Ever since I saw Ms Mac's picture of the ginormous soccer player statue in the train station in Zurich, I had also been meaning to go there and have a bit of a squiz. Apathy won for a long time, though, and so the first time I was actually in Zurich with the opportunity to look at them (ie. while they were there) was on Monday, ie. the day after the soccer finished. Switzerland being as it is and all, there was none of this "leaving the christmas tree up until it dies and you're left with squillions of old crunchy pine needles tromped into the carpet" type attitude (not least because this is the land of no carpet), so in spite of the fact that I was there at the crack of dawn (10am or so, after helping Reto lug his vaaaast quantites of army crap onto the train), the soccer giants were already in a state of semi-dismantledness. All their arms were gone. I saw a pile of giganto hands with their pink little (enormous) fingernails sticking out of some giant-hand-mincing machine (or possibly just a normal rubbish skip). One of the armless soccer chappies had been pulled down and was lying in a rather ungainly fashion on the ground, face down, with his shorts missing and a man standing in the area where Soccer Giant's bum should have been had he apparently not been in the throes of being dismantled bum-first.

I had intended to take my camera with me that day so that I could take a photo of Reto in all his army finery, all laden down with his idiotically heavy gun and his bayonet and his cammo helmet and his bags and bags of army junk, but a photo of these partially deconstructed soccer chappies would have been far better. But I forgot the camera, and so now I have neither photo. I suppose that's what I get for saying "I'd like a phone with no features at all, please" when I went to buy my mobile. At least it can send and receive SMSes, which is a distinct step up from my previous phone. Which, by the way, wasn't so old as to predate SMSes, it was just sort of broken.

Just picture them armless, pantsless, and lying face down with normal-sized humans coming out of their bottoms. It's a bit like an Almodovar film, isn't it? Thanks to Ms Mac for the photo, too.

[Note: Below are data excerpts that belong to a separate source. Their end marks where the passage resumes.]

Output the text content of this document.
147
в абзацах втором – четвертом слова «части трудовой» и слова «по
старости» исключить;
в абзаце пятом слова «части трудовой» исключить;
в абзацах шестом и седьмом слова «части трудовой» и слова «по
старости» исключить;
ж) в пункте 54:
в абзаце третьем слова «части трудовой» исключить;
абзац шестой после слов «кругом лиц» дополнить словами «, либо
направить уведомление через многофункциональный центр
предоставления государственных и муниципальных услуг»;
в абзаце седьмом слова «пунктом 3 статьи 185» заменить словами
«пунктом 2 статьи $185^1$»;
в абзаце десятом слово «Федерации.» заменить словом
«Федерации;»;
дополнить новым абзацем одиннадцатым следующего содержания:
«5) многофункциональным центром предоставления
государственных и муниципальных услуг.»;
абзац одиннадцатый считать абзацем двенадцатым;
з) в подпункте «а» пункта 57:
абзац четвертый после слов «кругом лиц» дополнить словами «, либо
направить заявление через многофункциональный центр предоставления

* a fanzone being a fenced off area where everything you could possibly imagine is banned. Like weaponry and pets and glass bottles and anything you might be able to throw (I think that was actually specified on the signage. What can't you throw?? Things that are so sticky that they don't let go of your hand when you try to pelt them? Post-it notes?)

5 comments:

mischa said...

wow, those are gulliverian! there don't seem to be enough to represent all the countries that would have been competing though. how did they choose which ones to exclude? were they pissed off?

ps. excellent new "profile" photo!

Ms Mac said...

Mischa, I think because it's an Adidas promotional thing, the players are more representational of Adidas rather than the countries in the tournament. Germany is represented twice, Phillip Lahm and Michael Ballack for instance. Yeah, I think it's more about Adidas personalities, really.

rswb said...

my profile photo comes from the island!

Anonymous said...

tromped?

And you can throw a post-it note if you scrunch it up first.

rswb said...

like you didn't know what I meant.

And yeah, I guess scrunching post-its would work. It would still be stupid, though, and probably hit someone other than your intended victim. unless your intended victim was the person next to you, in which case you may as well stay home and throw weapons and pets and glass bottles instead (i'm assuming you know the person next to you).